N-queens
The problem of placing n queens on an (n x n) chessboard
is a classical problem where the model-oracle can be given
by three constraints (noted m_ct1,m_ct2 and m_ct3), the
first one insures that all queens are placed differently on their
column, the second and the third constraint insure that no
two queens are placed on the same upper or lower-diagonal
on the chessboard. We improved this model by adding new
data structures, redundant, surrogate and global constraints.
We have produced 7 different faulty CPUTs for
n-queens using fault injection.
tab3. Fault detection and localization of n-queens problem.
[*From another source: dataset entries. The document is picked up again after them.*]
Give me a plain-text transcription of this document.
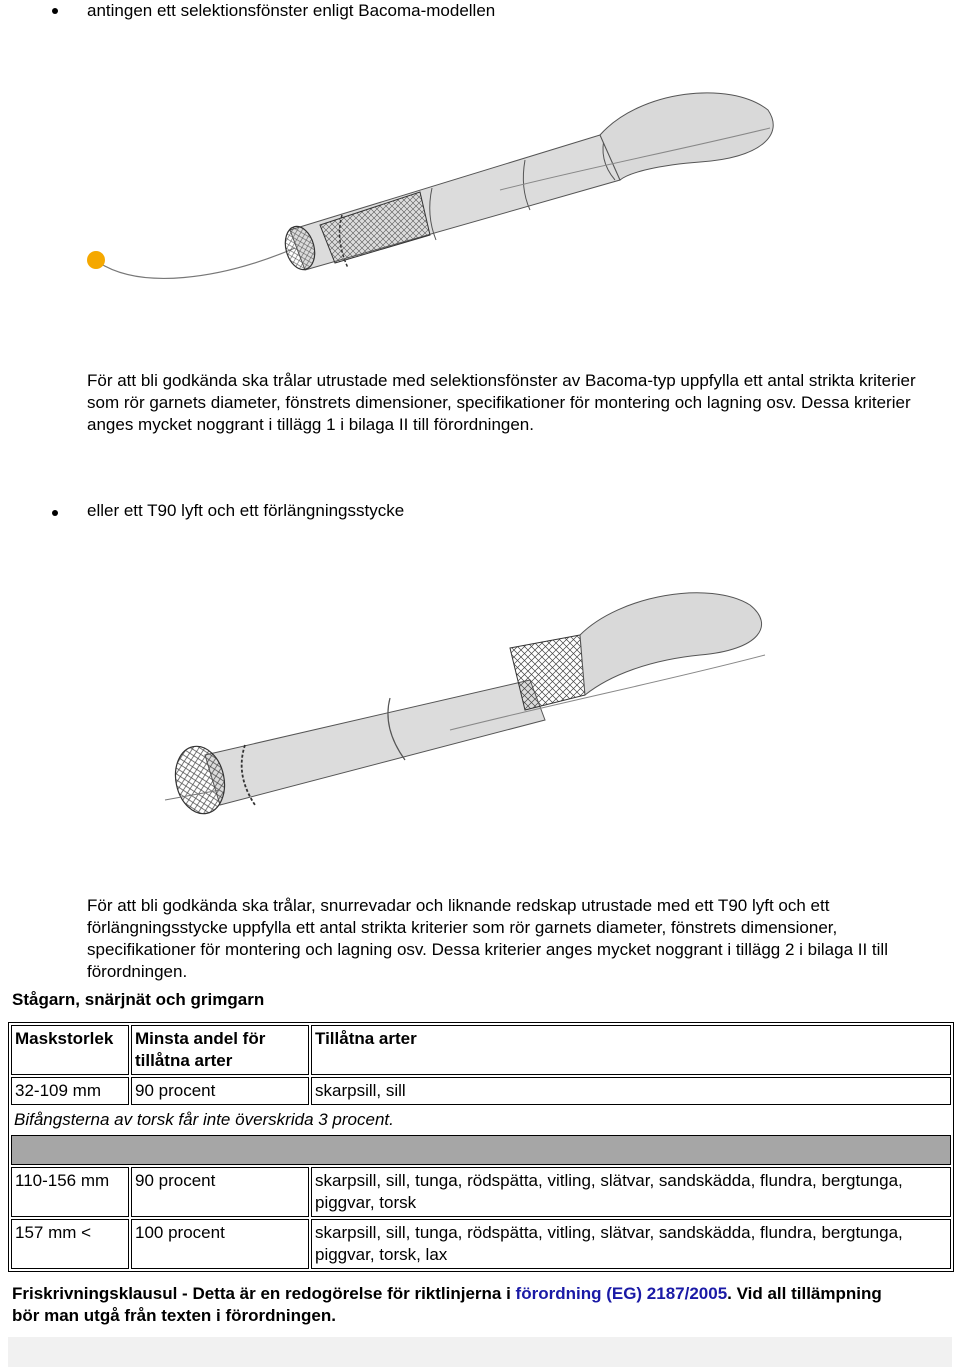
antingen ett selektionsfönster enligt Bacoma-modellen
För att bli godkända ska trålar utrustade med selektionsfönster av Bacoma-typ uppfylla ett antal strikta kriterier som rör garnets diameter, fönstrets dimensioner, specifikationer för montering och lagning osv. Dessa kriterier anges mycket noggrant i tillägg 1 i bilaga II till förordningen.
eller ett T90 lyft och ett förlängningsstycke
För att bli godkända ska trålar, snurrevadar och liknande redskap utrustade med ett T90 lyft och ett förlängningsstycke uppfylla ett antal strikta kriterier som rör garnets diameter, fönstrets dimensioner, specifikationer för montering och lagning osv. Dessa kriterier anges mycket noggrant i tillägg 2 i bilaga II till förordningen.
Stågarn, snärjnät och grimgarn
Maskstorlek	Minsta andel för tillåtna arter	Tillåtna arter
32-109 mm	90 procent	skarpsill, sill
Bifångsterna av torsk får inte överskrida 3 procent.		

110-156 mm	90 procent	skarpsill, sill, tunga, rödspätta, vitling, slätvar, sandskädda, flundra, bergtunga, piggvar, torsk
157 mm <	100 procent	skarpsill, sill, tunga, rödspätta, vitling, slätvar, sandskädda, flundra, bergtunga, piggvar, torsk, lax
Friskrivningsklausul - Detta är en redogörelse för riktlinjerna i förordning (EG) 2187/2005. Vid all tillämpning bör man utgå från texten i förordningen.
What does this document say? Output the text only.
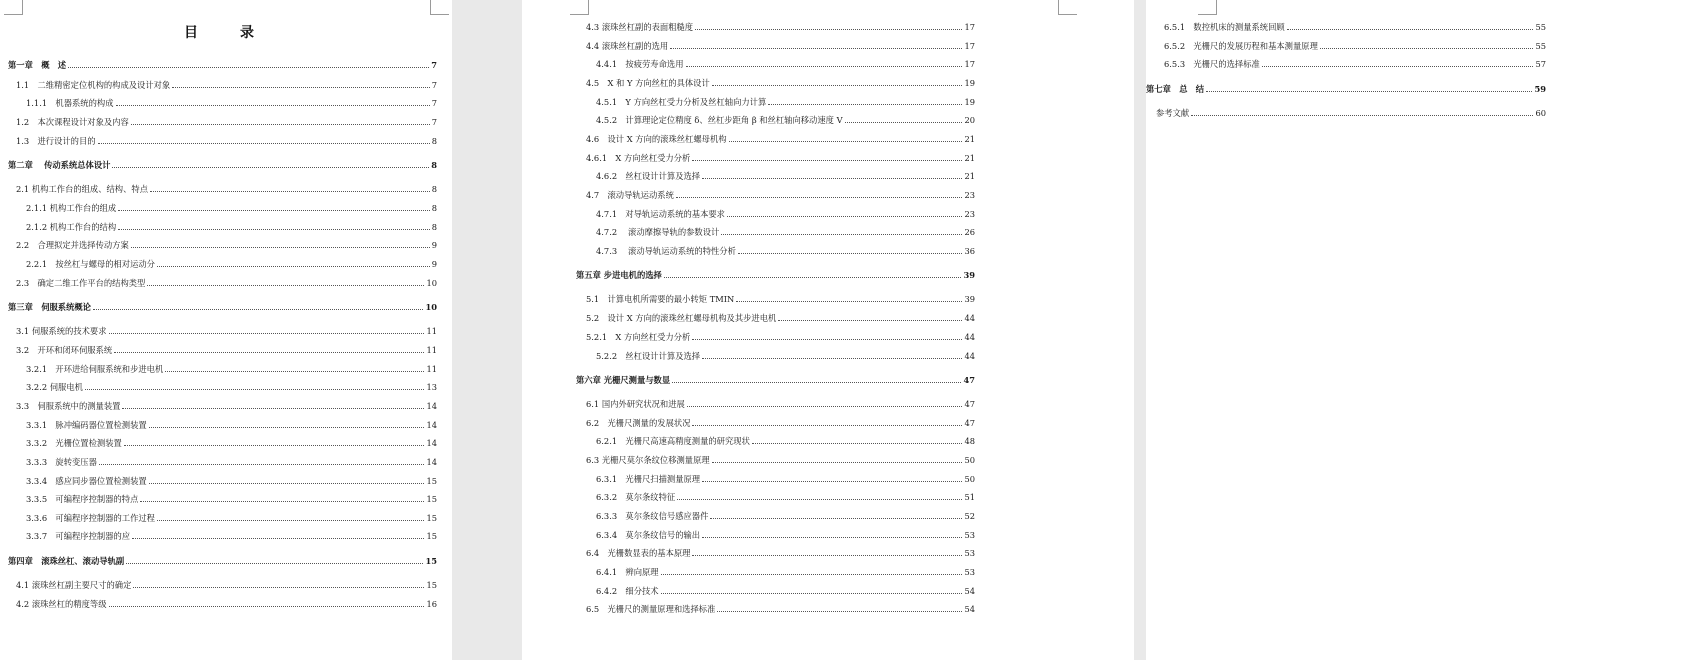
目　录
第一章　概　述	7
1.1　二维精密定位机构的构成及设计对象	7
1.1.1　机器系统的构成	7
1.2　本次课程设计对象及内容	7
1.3　进行设计的目的	8
第二章　 传动系统总体设计	8
2.1 机构工作台的组成、结构、特点	8
2.1.1 机构工作台的组成	8
2.1.2 机构工作台的结构	8
2.2　合理拟定并选择传动方案	9
2.2.1　按丝杠与螺母的相对运动分	9
2.3　确定二维工作平台的结构类型	10
第三章　伺服系统概论	10
3.1 伺服系统的技术要求	11
3.2　开环和闭环伺服系统	11
3.2.1　开环进给伺服系统和步进电机	11
3.2.2 伺服电机	13
3.3　伺服系统中的测量装置	14
3.3.1　脉冲编码器位置检测装置	14
3.3.2　光栅位置检测装置	14
3.3.3　旋转变压器	14
3.3.4　感应同步器位置检测装置	15
3.3.5　可编程序控制器的特点	15
3.3.6　可编程序控制器的工作过程	15
3.3.7　可编程序控制器的应	15
第四章　滚珠丝杠、滚动导轨副	15
4.1 滚珠丝杠副主要尺寸的确定	15
4.2 滚珠丝杠的精度等级	16
4.3 滚珠丝杠副的表面粗糙度	17
4.4 滚珠丝杠副的选用	17
4.4.1　按疲劳寿命选用	17
4.5　X 和 Y 方向丝杠的具体设计	19
4.5.1　Y 方向丝杠受力分析及丝杠轴向力计算	19
4.5.2　计算理论定位精度 δ、丝杠步距角 β 和丝杠轴向移动速度 V	20
4.6　设计 X 方向的滚珠丝杠螺母机构	21
4.6.1　X 方向丝杠受力分析	21
4.6.2　丝杠设计计算及选择	21
4.7　滚动导轨运动系统	23
4.7.1　对导轨运动系统的基本要求	23
4.7.2　 滚动摩擦导轨的参数设计	26
4.7.3　 滚动导轨运动系统的特性分析	36
第五章 步进电机的选择	39
5.1　计算电机所需要的最小转矩 TMIN	39
5.2　设计 X 方向的滚珠丝杠螺母机构及其步进电机	44
5.2.1　X 方向丝杠受力分析	44
5.2.2　丝杠设计计算及选择	44
第六章 光栅尺测量与数显	47
6.1 国内外研究状况和进展	47
6.2　光栅尺测量的发展状况	47
6.2.1　光栅尺高速高精度测量的研究现状	48
6.3 光栅尺莫尔条纹位移测量原理	50
6.3.1　光栅尺扫描测量原理	50
6.3.2　莫尔条纹特征	51
6.3.3　莫尔条纹信号感应器件	52
6.3.4　莫尔条纹信号的输出	53
6.4　光栅数显表的基本原理	53
6.4.1　辨向原理	53
6.4.2　细分技术	54
6.5　光栅尺的测量原理和选择标准	54
6.5.1　数控机床的测量系统回顾	55
6.5.2　光栅尺的发展历程和基本测量原理	55
6.5.3　光栅尺的选择标准	57
第七章　总　结	59
参考文献	60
TEST | LOCALIZATION | ||||
---|---|---|---|---|---|
G.rulers | #_constr. | fault_injected | non.conf._detected | fault localization | time |
CPUT1 | 12 | p1_ct11 | sol(CPUT1)=emptyset | (rev(p1_ct11), emptyset) | 2.09s |
CPUT2 | 12 | p2_ct12 | sol(CPUT2)=emptyset | (rev(p2_ct12), emptyset) | 1.64s |
CPUT3 | 12 | p3_ct11 | sol(CPUT3)=emptyset | (rev(p3_ct11), emptyset) | 1.57s |
CPUT4 | 12 | p4_ct12 | sol(CPUT4)=emptyset | (rev(p4_ct12),emptyset) | 1.59s |
CPUT5 | 6 | p5_ct3 |
[1 5 1 1 4 8 8 4] | (rev(p5_ct3),emptyset) | 0.62s |
CPUT6 | 3 | p6_ct3 | [7 8 3 2 4 1 5 6] | (rev(P6), (m_ct2,m_ct3)) | 4.12s |
CPUT7 | 2 | p7_ct1 | [8 4 3 6 5 7 2 1] | (rev(P7),(m_ct2,m_ct3)) | 3.01s |
Correction:
- Mutant1 ==> (ct11, Emptyset)
- Mutant2==> (ct12, Emptyset)
- Mutant3==> (ct11, Emptyset)
- Mutant4==> (ct12, Emptyset)
- Mutant5==> (ct4, 28 EC )
- Mutant6==> (Emptyset, 56 EC)
- Mutant7==> (Emptyset, 56 EC)
All our experiments were performed on Intel Core2 Duo CPU 2.40Ghz machine with 2.00 GB of RAM.